When the nuclear whistleblower, Mordechai Vanunu, was released from prison in 2004 after serving 18 years, 12 of them in solitary confinement, he said he was ready to start a new life. The authorities in Israel were not. He was charged with breaking the terms of his parole which forbade him from speaking to foreigners, a restriction which can be traced to the emergency regulations of the British Mandate. A week ago Vanunu was released once again, after serving 10 weeks for that so-called offence. He said he hoped the prime minister and the head of Shin Bet would solve the problem of having to rearrest him by letting him leave the country. The idea that 24 years after he leaked details and pictures of Israel’s nuclear bomb programme to the Sunday Times, and six years after he completed his sentence, this junior technician from Dimona would still have sensitive secrets up his sleeve is plainly ludicrous. It is one that no serious Israeli military analyst accepts. He survived his vindictive spell in isolation, and his pariah status as Israel’s most reviled man, with his head unbowed. As Daniel Ellsberg, the man who released the Pentagon Papers has said, Vanunu is the preeminent hero of the nuclear era. By telling the truth, and revealing that his country’s stockpile was much larger than the CIA and others had guessed, he certainly caused it mild problems 24 years ago, when Norway announced a ban on exports of heavy water. He causes no problems now. Israel must allow Vanunu to go.

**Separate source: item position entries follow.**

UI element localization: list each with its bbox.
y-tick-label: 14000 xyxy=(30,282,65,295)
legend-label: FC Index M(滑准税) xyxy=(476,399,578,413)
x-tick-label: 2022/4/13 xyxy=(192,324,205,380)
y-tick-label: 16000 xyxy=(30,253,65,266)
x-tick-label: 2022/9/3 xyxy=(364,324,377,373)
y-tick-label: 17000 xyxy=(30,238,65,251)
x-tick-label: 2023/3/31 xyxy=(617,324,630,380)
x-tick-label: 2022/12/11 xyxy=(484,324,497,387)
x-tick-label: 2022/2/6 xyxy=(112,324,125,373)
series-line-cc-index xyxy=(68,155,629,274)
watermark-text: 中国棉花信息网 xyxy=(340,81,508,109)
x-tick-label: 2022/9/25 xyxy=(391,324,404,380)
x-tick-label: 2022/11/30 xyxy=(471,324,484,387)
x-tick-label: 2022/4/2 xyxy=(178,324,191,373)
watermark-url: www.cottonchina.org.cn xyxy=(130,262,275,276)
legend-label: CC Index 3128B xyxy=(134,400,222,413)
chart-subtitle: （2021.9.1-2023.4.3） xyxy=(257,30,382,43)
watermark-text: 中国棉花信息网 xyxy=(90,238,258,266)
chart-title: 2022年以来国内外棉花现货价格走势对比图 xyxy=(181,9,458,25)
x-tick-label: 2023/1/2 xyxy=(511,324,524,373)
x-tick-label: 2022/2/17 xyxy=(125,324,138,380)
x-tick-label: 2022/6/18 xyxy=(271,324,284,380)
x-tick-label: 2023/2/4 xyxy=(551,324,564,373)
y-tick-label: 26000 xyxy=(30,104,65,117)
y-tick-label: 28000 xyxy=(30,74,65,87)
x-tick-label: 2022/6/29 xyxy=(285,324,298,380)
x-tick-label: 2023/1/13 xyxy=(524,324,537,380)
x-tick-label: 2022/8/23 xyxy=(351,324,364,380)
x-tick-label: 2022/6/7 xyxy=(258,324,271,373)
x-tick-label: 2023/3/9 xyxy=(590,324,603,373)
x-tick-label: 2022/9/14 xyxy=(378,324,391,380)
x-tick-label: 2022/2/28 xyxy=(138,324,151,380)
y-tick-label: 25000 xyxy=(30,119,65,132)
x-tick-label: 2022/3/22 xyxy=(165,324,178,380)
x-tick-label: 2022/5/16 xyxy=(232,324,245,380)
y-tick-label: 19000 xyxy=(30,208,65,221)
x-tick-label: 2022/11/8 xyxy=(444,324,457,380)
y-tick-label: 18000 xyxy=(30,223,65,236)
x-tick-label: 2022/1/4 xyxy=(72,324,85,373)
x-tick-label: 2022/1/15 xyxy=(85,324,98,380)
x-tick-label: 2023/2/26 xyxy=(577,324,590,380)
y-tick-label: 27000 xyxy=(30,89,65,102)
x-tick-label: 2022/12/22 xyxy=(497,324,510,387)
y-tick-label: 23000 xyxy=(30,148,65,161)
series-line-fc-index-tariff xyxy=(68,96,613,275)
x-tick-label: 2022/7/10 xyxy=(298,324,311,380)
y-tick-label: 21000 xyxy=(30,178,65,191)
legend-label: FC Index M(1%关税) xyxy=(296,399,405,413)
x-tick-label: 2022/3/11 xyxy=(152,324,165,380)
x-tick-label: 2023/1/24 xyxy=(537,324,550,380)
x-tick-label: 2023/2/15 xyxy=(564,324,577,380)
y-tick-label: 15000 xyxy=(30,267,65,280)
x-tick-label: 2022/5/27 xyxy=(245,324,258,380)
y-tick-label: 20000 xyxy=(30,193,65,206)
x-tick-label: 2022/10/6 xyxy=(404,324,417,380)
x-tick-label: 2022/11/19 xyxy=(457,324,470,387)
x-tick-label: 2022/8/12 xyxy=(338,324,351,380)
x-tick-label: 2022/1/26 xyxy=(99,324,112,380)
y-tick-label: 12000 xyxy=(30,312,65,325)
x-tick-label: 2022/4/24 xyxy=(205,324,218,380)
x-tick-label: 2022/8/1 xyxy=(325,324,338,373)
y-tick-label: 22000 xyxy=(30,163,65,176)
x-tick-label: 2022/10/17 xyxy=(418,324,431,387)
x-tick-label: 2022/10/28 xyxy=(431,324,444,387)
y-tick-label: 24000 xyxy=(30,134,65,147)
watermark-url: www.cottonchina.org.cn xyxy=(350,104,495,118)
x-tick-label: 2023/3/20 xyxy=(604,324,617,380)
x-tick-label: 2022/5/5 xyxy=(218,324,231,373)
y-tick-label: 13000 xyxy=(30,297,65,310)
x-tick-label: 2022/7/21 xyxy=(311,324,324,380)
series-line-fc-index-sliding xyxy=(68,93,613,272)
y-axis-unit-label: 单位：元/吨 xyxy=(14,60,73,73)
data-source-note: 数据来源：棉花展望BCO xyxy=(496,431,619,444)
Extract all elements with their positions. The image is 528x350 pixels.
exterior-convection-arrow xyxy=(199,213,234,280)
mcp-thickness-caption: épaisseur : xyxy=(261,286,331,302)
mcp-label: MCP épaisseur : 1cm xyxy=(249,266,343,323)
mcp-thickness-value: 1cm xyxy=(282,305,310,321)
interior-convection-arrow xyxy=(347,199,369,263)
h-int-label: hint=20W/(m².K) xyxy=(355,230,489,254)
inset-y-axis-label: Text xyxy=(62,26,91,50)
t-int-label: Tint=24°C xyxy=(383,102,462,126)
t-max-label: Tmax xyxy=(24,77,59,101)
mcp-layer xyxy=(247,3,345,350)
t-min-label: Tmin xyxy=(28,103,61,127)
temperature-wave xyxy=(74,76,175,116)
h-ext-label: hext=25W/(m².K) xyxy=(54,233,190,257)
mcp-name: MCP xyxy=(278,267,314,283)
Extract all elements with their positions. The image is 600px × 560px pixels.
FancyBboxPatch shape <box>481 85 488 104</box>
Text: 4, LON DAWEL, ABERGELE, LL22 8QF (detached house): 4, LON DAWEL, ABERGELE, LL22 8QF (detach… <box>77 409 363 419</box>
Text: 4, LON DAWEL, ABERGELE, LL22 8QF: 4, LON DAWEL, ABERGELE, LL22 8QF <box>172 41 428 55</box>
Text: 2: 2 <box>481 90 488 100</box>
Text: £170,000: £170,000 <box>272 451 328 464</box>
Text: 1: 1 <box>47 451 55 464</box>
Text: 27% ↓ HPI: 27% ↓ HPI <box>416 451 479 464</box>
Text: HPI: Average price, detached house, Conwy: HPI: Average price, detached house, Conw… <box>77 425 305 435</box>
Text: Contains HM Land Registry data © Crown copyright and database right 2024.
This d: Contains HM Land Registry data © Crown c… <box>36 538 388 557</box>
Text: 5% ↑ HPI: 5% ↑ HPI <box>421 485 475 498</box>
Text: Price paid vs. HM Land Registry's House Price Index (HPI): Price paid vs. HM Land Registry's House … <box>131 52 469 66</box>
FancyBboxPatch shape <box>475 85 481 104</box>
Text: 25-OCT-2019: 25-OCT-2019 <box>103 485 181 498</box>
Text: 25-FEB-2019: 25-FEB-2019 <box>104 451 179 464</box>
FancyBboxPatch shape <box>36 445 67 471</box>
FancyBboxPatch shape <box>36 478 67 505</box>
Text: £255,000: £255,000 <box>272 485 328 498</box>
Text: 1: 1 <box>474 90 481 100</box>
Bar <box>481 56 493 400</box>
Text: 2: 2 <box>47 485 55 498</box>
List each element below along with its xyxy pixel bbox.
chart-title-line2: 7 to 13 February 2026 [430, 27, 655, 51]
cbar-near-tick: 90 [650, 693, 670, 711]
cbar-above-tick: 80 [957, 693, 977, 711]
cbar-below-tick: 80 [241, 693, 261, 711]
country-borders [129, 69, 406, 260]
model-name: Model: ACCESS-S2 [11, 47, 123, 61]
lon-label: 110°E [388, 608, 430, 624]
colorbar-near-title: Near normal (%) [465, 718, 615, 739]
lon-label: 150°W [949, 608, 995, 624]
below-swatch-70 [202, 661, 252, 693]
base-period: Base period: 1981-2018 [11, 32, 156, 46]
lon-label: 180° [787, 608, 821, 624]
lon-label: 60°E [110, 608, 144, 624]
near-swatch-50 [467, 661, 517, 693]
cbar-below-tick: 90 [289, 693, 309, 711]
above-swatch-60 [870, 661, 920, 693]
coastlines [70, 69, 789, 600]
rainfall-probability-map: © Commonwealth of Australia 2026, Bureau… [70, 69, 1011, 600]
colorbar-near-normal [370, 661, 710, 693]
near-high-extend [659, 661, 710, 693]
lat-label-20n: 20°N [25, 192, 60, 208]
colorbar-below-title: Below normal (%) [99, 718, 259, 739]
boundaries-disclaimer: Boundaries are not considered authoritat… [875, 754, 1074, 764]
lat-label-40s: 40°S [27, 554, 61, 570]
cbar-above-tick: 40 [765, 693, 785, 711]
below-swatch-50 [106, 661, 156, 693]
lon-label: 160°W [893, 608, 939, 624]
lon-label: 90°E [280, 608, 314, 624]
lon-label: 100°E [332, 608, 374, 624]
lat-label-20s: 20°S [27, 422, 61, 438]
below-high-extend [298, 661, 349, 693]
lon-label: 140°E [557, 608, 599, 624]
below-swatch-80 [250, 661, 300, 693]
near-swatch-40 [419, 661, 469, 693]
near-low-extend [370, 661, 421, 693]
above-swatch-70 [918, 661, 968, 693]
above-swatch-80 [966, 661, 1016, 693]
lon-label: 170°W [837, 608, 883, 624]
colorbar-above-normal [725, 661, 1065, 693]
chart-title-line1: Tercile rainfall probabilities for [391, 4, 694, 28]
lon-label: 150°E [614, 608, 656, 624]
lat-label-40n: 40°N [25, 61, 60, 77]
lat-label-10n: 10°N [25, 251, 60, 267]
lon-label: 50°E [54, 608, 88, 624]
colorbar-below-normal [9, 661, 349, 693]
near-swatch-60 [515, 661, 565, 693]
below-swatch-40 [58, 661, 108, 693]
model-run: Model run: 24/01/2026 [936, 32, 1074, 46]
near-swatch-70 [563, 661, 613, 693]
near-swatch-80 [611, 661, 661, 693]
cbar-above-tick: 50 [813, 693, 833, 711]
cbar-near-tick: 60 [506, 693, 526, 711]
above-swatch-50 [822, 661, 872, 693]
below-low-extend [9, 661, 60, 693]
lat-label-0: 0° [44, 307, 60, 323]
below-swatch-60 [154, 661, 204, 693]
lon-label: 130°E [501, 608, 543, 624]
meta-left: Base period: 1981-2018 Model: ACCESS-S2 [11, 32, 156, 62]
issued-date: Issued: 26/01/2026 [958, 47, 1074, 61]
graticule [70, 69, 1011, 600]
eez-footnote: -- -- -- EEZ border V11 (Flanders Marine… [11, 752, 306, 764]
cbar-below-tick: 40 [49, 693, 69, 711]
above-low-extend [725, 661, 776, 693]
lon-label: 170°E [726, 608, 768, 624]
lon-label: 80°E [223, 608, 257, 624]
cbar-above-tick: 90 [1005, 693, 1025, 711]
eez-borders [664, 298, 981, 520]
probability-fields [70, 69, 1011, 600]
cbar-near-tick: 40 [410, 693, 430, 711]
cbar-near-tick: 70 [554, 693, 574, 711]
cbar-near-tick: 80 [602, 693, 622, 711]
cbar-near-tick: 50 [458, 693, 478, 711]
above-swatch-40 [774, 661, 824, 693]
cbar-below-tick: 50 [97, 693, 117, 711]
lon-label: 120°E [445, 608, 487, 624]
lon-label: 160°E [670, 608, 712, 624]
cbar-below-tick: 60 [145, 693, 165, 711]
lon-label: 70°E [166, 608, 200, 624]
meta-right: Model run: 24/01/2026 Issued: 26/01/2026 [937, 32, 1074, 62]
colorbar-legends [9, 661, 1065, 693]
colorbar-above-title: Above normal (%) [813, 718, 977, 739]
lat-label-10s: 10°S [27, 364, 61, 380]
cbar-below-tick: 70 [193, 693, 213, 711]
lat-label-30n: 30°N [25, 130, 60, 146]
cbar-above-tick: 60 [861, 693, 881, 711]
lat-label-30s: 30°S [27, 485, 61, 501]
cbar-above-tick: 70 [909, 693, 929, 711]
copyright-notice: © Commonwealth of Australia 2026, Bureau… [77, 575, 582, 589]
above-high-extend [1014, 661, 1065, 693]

Australian churches finally start taking a positive stand against Israeli occupation 17 Aug 2010

Let’s hope the churches stand firm against Zionist bullying. The idea of boycotting goods made in the occupied Palestinian territories is the least the church establishment should be doing:

Australian Jewish and Christian leaders have met in Sydney to heal the wounds caused by a call last month for Australians to boycott Israeli goods made in occupied Palestinian territories.
The National Council of Churches in Australia called for Australians to consider the boycott at the request of Middle Eastern churches, but the Jewish community was outraged.
Executive Council of Australian Jewry president Robert Goot wrote to the council that the resolution was a ”most unpleasant surprise … we feel that we have been badly let down by people we have long thought of as our friends”.
Last week senior members from both councils – including the heads of the Australian Catholic and Anglican Churches, Archbishops Philip Wilson of Adelaide and Philip Aspinall of Brisbane – met to restore good relations.
Yesterday both councils released a joint statement saying there had been a ”serious exchange of views” which helped Christian leaders better understand Jewish concerns and Jewish leaders better understand why the resolution was adopted.
But the resolution – which called for an end to the Israeli occupation of Palestine and to all acts of terrorism, and suggested churches consider a boycott of Israeli goods from the occupied territories – remains in place. Representatives of both groups will meet again to work on a ”more comprehensive” statement for the Christian council to consider at its next meeting in November.